Обе девственницы возмущались и красотой, и кокетством, и «развратом» Катерины Александровны. А она продолжала не обращать на них внимания. Впервые пришлось ей снова столкнуться с ними при сдаче постельного и детского белья. Пересчитывая белье, Катерина Александровна заметила Зубовой, что белье еще не все, так как недостает всего по одной смене.

— Ну, уж это не ваше дело, — возразила Зубова насмешливым тоном.

— Кроме того, вы старое белье смешали с новым, — промолвила Катерина Александровна.

— Значит, так надо, вас ведь не спросят. Это мое и Анны Васильевны дело.

— Я не думаю, чтобы Анна Васильевна стала отдавать детям лохмотья вместо нового белья.

— А вы спросите ее, — рассмеялась Зубова.

— Конечно, спрошу.

Прилежаева отправилась к Зориной и объяснила ей, в чем дело.

— Ах, что вы мешаетесь не в свои дела, — раздражилась старуха. — Нельзя же все новое шить детям.

— Но мы должны же сделать законное число перемен белья.

— Мы, мы! — сердито повторила старуха. — Кто это мы? Уж не вы ли? Кажется, белье лежит на моей ответственности и на ответственности Зубовой.

— Я думаю, мы все должны заботиться о детях.

— Ну, предоставьте это мне как начальнице. И вообще я попрошу вас не мешаться в мои дела. Вы слишком своевольничаете.

Катерина Александровна пожала плечами и вышла. Она поняла, что тут просто-напросто совершается кража. Приходилось или молчать и оставить детей ходить в дырявых рубашках и юбках, или донести на начальницу. Всевозможные подкопы и интриги были не в характере Катерины Александровны; ей самой пришлось испытать много неприятностей от шпионов, и потому она чувствовала отвращение ко всякого рода доносам. Но ее все-таки сильно волновала совершаемая в ее глазах кража. Она стала пристальнее вглядываться во вес и с удивлением заметила, что положение приюта в последнее время значительно ухудшилось. Воспитанницам не сменяли белья по две недели, пища сделалась еще хуже, чем прежде, иногда от нее просто тошнило. Кроме того, Зубова, сделавшаяся первым министром Зориной, воевала в приюте на каждом шагу. Зорина, за каждую шалость воспитанниц нападавшая прежде на помощниц, теперь, напротив того, смотрела сквозь пальцы, как помощницы притесняли воспитанниц. Уже в самом начале лета Зубова собственноручно высекла одну маленькую девочку; потом был еще один подобный случай; наконец в один прекрасный летний день, по распоряжению Зубовой, должен был собраться весь приют для присутствования при экзекуции, которую хотели совершить над взрослой воспитанницей Поповой. Катерина Александровна, еще не забывшая историю Скворцовой, не выдержала и отправилась к Зориной.

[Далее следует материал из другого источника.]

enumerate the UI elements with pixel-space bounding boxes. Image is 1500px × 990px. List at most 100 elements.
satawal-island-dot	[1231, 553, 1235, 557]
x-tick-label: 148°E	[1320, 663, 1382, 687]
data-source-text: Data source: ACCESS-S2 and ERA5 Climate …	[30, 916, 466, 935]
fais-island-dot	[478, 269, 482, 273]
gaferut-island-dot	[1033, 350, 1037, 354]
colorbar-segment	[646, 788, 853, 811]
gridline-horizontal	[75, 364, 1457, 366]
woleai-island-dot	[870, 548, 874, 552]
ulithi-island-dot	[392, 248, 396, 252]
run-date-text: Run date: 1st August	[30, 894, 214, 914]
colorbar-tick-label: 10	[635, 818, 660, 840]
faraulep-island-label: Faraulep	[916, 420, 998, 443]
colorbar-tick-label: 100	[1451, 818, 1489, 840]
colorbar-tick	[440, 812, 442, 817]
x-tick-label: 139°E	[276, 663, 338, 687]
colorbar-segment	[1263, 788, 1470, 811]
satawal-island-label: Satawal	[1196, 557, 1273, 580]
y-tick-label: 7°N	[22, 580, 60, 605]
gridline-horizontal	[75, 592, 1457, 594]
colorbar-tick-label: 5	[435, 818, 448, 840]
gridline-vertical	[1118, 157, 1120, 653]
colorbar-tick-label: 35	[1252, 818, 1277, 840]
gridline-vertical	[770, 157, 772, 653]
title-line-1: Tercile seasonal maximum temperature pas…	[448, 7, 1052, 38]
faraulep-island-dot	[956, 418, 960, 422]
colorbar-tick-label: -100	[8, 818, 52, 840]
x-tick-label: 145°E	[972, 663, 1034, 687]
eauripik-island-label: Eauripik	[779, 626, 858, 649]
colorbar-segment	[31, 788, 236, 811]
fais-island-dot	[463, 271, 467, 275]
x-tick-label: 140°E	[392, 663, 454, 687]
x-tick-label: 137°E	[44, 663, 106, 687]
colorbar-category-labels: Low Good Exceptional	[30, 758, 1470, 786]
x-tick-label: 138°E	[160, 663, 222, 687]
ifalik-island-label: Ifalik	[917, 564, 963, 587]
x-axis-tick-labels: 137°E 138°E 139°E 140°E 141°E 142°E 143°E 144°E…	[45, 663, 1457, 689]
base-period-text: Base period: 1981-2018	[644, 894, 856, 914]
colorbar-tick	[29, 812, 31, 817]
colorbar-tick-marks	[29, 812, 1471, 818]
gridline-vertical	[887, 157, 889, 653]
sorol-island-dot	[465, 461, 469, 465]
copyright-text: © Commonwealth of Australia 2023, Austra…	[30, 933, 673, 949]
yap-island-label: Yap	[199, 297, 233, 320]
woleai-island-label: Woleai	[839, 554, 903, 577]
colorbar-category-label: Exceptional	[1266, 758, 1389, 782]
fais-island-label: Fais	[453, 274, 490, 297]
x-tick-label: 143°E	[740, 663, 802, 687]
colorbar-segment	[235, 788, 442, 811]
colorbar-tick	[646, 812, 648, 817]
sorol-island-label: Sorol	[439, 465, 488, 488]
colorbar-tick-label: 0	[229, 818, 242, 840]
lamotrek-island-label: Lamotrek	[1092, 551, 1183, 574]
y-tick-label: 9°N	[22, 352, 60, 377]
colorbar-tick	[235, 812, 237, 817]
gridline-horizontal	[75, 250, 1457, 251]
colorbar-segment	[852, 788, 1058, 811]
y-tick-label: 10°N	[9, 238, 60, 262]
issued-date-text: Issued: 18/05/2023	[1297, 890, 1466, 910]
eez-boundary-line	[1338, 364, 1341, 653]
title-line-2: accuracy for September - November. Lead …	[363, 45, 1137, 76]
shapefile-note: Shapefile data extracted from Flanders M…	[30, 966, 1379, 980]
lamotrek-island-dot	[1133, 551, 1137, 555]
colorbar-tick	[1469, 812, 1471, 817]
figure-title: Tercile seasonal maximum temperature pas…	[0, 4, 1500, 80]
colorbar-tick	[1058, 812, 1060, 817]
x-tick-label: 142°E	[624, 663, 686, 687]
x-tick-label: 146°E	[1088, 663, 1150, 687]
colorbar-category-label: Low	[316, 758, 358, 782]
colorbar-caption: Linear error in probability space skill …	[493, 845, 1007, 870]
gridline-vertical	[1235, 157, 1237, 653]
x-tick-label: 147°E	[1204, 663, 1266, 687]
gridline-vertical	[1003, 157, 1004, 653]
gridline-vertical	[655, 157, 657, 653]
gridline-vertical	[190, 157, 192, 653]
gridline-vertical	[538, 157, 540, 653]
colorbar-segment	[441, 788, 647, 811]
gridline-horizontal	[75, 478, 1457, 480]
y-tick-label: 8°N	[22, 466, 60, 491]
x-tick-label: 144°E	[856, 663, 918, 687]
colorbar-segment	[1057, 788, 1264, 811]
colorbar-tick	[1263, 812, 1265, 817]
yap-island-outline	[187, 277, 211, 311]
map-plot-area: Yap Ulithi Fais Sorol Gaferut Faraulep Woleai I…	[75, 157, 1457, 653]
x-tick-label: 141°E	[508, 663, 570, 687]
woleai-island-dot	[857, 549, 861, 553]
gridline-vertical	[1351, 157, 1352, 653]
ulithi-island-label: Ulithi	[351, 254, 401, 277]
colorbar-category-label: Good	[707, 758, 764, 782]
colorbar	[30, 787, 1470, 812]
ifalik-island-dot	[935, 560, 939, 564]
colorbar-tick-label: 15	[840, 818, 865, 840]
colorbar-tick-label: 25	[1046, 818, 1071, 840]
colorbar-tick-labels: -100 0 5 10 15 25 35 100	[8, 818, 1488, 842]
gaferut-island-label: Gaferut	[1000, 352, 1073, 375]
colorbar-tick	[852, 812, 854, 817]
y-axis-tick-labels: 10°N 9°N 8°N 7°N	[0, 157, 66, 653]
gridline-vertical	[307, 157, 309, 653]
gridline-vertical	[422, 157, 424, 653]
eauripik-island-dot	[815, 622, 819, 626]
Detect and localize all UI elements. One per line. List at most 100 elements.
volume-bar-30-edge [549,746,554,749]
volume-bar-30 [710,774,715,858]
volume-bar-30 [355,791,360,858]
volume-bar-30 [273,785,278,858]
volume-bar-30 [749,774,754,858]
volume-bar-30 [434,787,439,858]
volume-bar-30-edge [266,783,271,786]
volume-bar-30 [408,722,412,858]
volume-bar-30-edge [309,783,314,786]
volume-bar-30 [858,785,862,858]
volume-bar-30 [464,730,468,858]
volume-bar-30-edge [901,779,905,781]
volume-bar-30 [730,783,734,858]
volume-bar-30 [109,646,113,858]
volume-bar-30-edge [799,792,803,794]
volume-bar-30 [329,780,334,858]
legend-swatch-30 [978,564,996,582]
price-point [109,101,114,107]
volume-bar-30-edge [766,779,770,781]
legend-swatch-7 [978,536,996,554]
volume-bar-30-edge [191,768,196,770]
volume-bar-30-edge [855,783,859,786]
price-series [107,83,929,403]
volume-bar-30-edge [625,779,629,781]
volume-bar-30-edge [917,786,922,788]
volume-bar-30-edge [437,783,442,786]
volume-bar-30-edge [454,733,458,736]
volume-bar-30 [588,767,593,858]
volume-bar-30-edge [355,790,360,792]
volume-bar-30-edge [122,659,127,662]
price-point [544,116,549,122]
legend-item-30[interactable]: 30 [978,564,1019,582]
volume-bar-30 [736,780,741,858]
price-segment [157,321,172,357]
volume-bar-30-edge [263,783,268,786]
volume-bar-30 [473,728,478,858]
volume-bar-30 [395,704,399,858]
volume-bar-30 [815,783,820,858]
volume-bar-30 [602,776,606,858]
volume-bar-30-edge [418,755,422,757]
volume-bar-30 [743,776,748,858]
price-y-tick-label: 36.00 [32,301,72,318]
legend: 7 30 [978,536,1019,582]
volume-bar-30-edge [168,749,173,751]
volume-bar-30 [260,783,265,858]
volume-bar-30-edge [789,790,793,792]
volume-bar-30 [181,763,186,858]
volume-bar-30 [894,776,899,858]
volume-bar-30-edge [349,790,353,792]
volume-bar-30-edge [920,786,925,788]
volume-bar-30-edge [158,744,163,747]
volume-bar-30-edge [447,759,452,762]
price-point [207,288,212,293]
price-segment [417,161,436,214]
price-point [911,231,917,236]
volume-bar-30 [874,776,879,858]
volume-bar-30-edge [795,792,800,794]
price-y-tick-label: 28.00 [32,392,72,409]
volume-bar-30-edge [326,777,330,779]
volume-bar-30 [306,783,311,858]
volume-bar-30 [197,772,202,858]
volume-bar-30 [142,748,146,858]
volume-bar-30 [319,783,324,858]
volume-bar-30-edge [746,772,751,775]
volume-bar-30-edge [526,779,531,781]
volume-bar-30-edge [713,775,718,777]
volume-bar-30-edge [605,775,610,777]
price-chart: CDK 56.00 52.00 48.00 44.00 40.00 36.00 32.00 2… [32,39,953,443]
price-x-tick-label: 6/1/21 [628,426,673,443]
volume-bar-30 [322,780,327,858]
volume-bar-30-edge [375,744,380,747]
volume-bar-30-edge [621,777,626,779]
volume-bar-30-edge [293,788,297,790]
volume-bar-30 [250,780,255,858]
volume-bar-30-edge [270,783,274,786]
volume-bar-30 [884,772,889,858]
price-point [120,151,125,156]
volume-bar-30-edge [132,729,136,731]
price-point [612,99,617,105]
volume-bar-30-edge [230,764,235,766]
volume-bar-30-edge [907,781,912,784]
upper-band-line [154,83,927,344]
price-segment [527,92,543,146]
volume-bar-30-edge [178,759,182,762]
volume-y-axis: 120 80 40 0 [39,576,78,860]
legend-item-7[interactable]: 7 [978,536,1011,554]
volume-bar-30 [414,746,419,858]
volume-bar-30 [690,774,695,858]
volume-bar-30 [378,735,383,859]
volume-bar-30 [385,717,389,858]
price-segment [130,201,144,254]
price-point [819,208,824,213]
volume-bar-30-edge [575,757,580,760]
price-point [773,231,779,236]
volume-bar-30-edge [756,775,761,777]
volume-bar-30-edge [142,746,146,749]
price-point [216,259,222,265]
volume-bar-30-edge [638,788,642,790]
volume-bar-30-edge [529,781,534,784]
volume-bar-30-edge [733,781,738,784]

— Что это, Анна Васильевна, у нас делается? — проговорила она в сильном волнении. — Приют обратился в какой-то съезжий двор, где только порют людей.

— Пожалуйста, выражайтесь поосторожнее, — заметила старуха, рассерженная резким тоном Прилежаевой. — Если секут девчонок, значит, они стоят того…

— Совсем не значит. Попову секут за то, что она сказала вчера, что в приюте всякой дрянью из помойных ям кормят. Но ведь действительно обед был отвратительный.

— Ах, боже мой, не трюфелями же кормить из девяти копеек!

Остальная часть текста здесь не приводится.